We had the boys B-Day party w/ the family this weekend & DS2 ended up w/ a double ear infection. We have all be fighting this chest cold & his went into his ears so he spent the whole party laying around. Now I have it full blown & am thinking about rescheduling my training session tomorrow until Wednesday but then it will have been 2 weeks since I've been to the gym. I am in SEVEAR depression mode. I had gotten to the point where even if something negative was going on I could find the positive. (like the glad game from Pollyanna) But now I am slipping back into my self destructive mode. I was eating chocolate in small quantities. Like the Hershey Bliss size but I found my self craving it more & getting in a funk even. I am starting to wonder if that has something to do w/ my depression. I know that chocolate causes you to release endorphins that make you happy & maybe they also are part of my crashes. I've even been contemplating a trip back to the Dr to have my depression meds upped. I have ordered the cleanse & vitamins from Advocare again. I even overnight shipped them so I will be getting them on Tuesday so I can start on Wednesday. I hate the cleanse part because it tastes SO bad but I am hoping it will help w/ the cravings & I got a whole canister of Spark in hopes that I can get off 98% of my pop intake. I still plan on having one w/ dinner but right now I am drinking at least 3 a day and that is 150-220 calories each. I am drinking my calories away. As for eating during the cleanse I am not sure they say to stick to lean proteins, whole grains & fruits & veggies, This means I need to maybe have toast w/ peanut butter at work for breakfast & stick to eggs at home. DH says I need to figure out my meal plan & calories for the meals so I can plan that way too. We have a TON of meat in our freezers; Fish, Chicken, Steak, pork, beef...... I think I am going to try the calorie thing cause hopefully it will help me cut the pop out because that is wasted calories.

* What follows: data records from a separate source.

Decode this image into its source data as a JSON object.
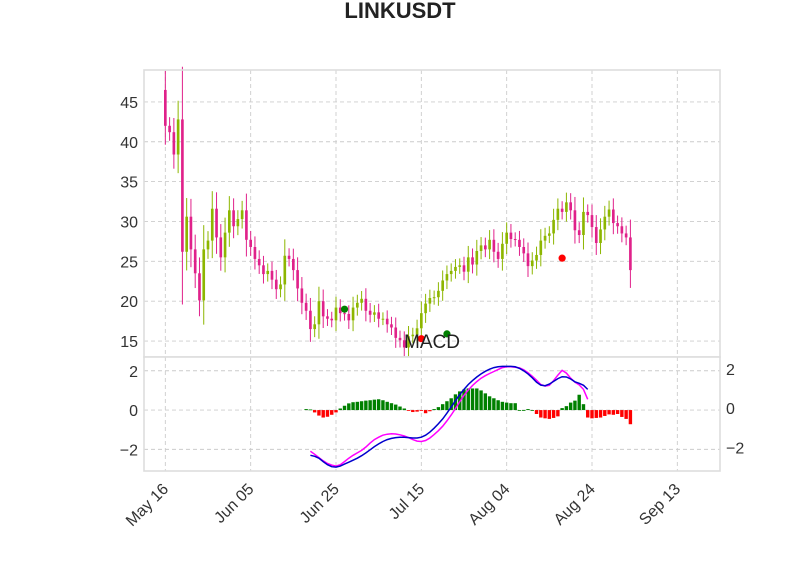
{
  "chart_data": [
    {
      "type": "candlestick",
      "title": "LINKUSDT",
      "ylim": [
        13,
        49
      ],
      "yticks": [
        15,
        20,
        25,
        30,
        35,
        40,
        45
      ],
      "x_start": "2021-05-16",
      "xlim": [
        "2021-05-11",
        "2021-09-23"
      ],
      "x_ticks": [
        "May 16",
        "Jun 05",
        "Jun 25",
        "Jul 15",
        "Aug 04",
        "Aug 24",
        "Sep 13"
      ],
      "grid": true,
      "colors": {
        "up": "#8db600",
        "down": "#e0218a",
        "buy_marker": "#008000",
        "sell_marker": "#ff0000"
      },
      "closes": [
        42,
        41.2,
        38.4,
        42.8,
        26.2,
        30.6,
        26.5,
        23.5,
        20.1,
        26.5,
        27.6,
        31.6,
        28,
        25.5,
        28.6,
        31.4,
        29.4,
        30.3,
        31.4,
        27.7,
        26.8,
        25.3,
        24.5,
        23.4,
        23.8,
        22.7,
        21.5,
        22.1,
        25.7,
        25.3,
        23.9,
        21.6,
        19.8,
        18.8,
        16.5,
        17.1,
        20.0,
        18.1,
        17.8,
        17.6,
        19.2,
        18.5,
        18.4,
        17.6,
        19.2,
        19.8,
        20.3,
        18.8,
        18.3,
        18.6,
        17.8,
        17.8,
        17.1,
        16.7,
        15.4,
        15.1,
        14.2,
        15.6,
        15.8,
        16.6,
        18.5,
        19.7,
        20.4,
        20.5,
        21.3,
        22.6,
        23.4,
        23.8,
        24.3,
        24.5,
        23.7,
        25.5,
        24.6,
        26.3,
        27.0,
        26.5,
        27.7,
        26.2,
        25.3,
        27.2,
        28.6,
        27.8,
        27.7,
        26.8,
        26.0,
        24.4,
        25.1,
        25.8,
        27.6,
        28.2,
        28.5,
        30.2,
        31.6,
        31.2,
        32.4,
        31.4,
        28.9,
        28.3,
        31.2,
        30.8,
        29.3,
        27.3,
        29.0,
        30.6,
        31.5,
        29.8,
        29.4,
        28.5,
        28.0,
        23.9
      ],
      "buy_signals": [
        {
          "date": "2021-06-27",
          "y": 19.0
        },
        {
          "date": "2021-07-21",
          "y": 15.9
        }
      ],
      "sell_signals": [
        {
          "date": "2021-07-15",
          "y": 15.3
        },
        {
          "date": "2021-08-17",
          "y": 25.4
        }
      ]
    },
    {
      "type": "macd",
      "title": "MACD",
      "ylim": [
        -3.1,
        2.7
      ],
      "yticks": [
        -2,
        0,
        2
      ],
      "colors": {
        "macd": "#ff00ff",
        "signal": "#0000cd",
        "hist_pos": "#008000",
        "hist_neg": "#ff0000"
      },
      "start_date": "2021-06-19",
      "macd": [
        -2.1,
        -2.25,
        -2.42,
        -2.58,
        -2.72,
        -2.8,
        -2.85,
        -2.78,
        -2.62,
        -2.45,
        -2.3,
        -2.18,
        -2.05,
        -1.88,
        -1.68,
        -1.5,
        -1.38,
        -1.28,
        -1.23,
        -1.2,
        -1.22,
        -1.26,
        -1.32,
        -1.4,
        -1.5,
        -1.58,
        -1.6,
        -1.55,
        -1.42,
        -1.25,
        -1.05,
        -0.82,
        -0.55,
        -0.25,
        0.08,
        0.42,
        0.75,
        1.02,
        1.25,
        1.45,
        1.62,
        1.75,
        1.86,
        1.96,
        2.06,
        2.16,
        2.2,
        2.2,
        2.18,
        2.15,
        2.05,
        1.9,
        1.72,
        1.52,
        1.3,
        1.22,
        1.26,
        1.5,
        1.78,
        2.02,
        1.88,
        1.62,
        1.42,
        1.28,
        1.05,
        0.55
      ],
      "signal": [
        -2.3,
        -2.35,
        -2.45,
        -2.62,
        -2.78,
        -2.88,
        -2.9,
        -2.85,
        -2.75,
        -2.65,
        -2.55,
        -2.45,
        -2.32,
        -2.18,
        -2.02,
        -1.86,
        -1.72,
        -1.6,
        -1.5,
        -1.44,
        -1.4,
        -1.38,
        -1.38,
        -1.4,
        -1.42,
        -1.42,
        -1.38,
        -1.28,
        -1.12,
        -0.92,
        -0.7,
        -0.45,
        -0.16,
        0.16,
        0.48,
        0.78,
        1.05,
        1.3,
        1.5,
        1.68,
        1.84,
        1.97,
        2.08,
        2.16,
        2.2,
        2.22,
        2.22,
        2.22,
        2.2,
        2.12,
        2.0,
        1.84,
        1.64,
        1.42,
        1.27,
        1.24,
        1.32,
        1.46,
        1.6,
        1.7,
        1.68,
        1.58,
        1.44,
        1.36,
        1.26,
        1.05
      ],
      "histogram_start_date": "2021-06-18",
      "histogram": [
        0.05,
        0.03,
        -0.12,
        -0.28,
        -0.38,
        -0.34,
        -0.24,
        -0.12,
        0.08,
        0.22,
        0.34,
        0.4,
        0.42,
        0.45,
        0.48,
        0.5,
        0.53,
        0.55,
        0.5,
        0.42,
        0.35,
        0.28,
        0.18,
        0.08,
        -0.03,
        -0.1,
        -0.08,
        -0.02,
        -0.16,
        -0.06,
        0.05,
        0.15,
        0.3,
        0.45,
        0.6,
        0.8,
        0.95,
        1.05,
        1.1,
        1.1,
        1.1,
        1.0,
        0.85,
        0.7,
        0.6,
        0.5,
        0.42,
        0.38,
        0.35,
        0.35,
        0.0,
        0.0,
        0.05,
        0.0,
        -0.2,
        -0.38,
        -0.42,
        -0.45,
        -0.4,
        -0.32,
        0.1,
        0.2,
        0.38,
        0.48,
        0.78,
        0.3,
        -0.38,
        -0.42,
        -0.4,
        -0.38,
        -0.3,
        -0.22,
        -0.24,
        -0.2,
        -0.35,
        -0.45,
        -0.72
      ]
    }
  ]
}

The STP is less that 24 days away so part of my 24 day challenge I will be on "vacation" Well meeting DH at the 1/2 way point & we are all staying at the Great Wolf Lodge. I will have to pack veggies, fruits & I will have to be creative for dinner while were are there. I am also helping throw my BFF's baby shower at her Mom's that day on our way down to Great Wolf. But my BFF is having massive gall stone issues w/ this pregnancy so everything at her shower has to be fat free or she can't eat it so that won't be a problem there.
I need to realize that I am worth doing this, that this is going to improve the Mom I am to my kids. Then maybe I will stop feeling guilty about taking the time to do this. This is kind of me time that I don't enjoy. Maybe this is also why it is hard because I figure if I am going to have me time I want to be w/ my family snacking & visiting. Well lets start the planing & preparing. The starting line is only 2 days away. I plan on taking before & after measurements & pics. Lets see what this 24 day challenge can do when you actually stick to it & complete it. I am hoping for an 8-10 lbs weight loss & at least 5 over all inches. I am going to try to post something every day of the challenge & I will post my measurements & before pics as well.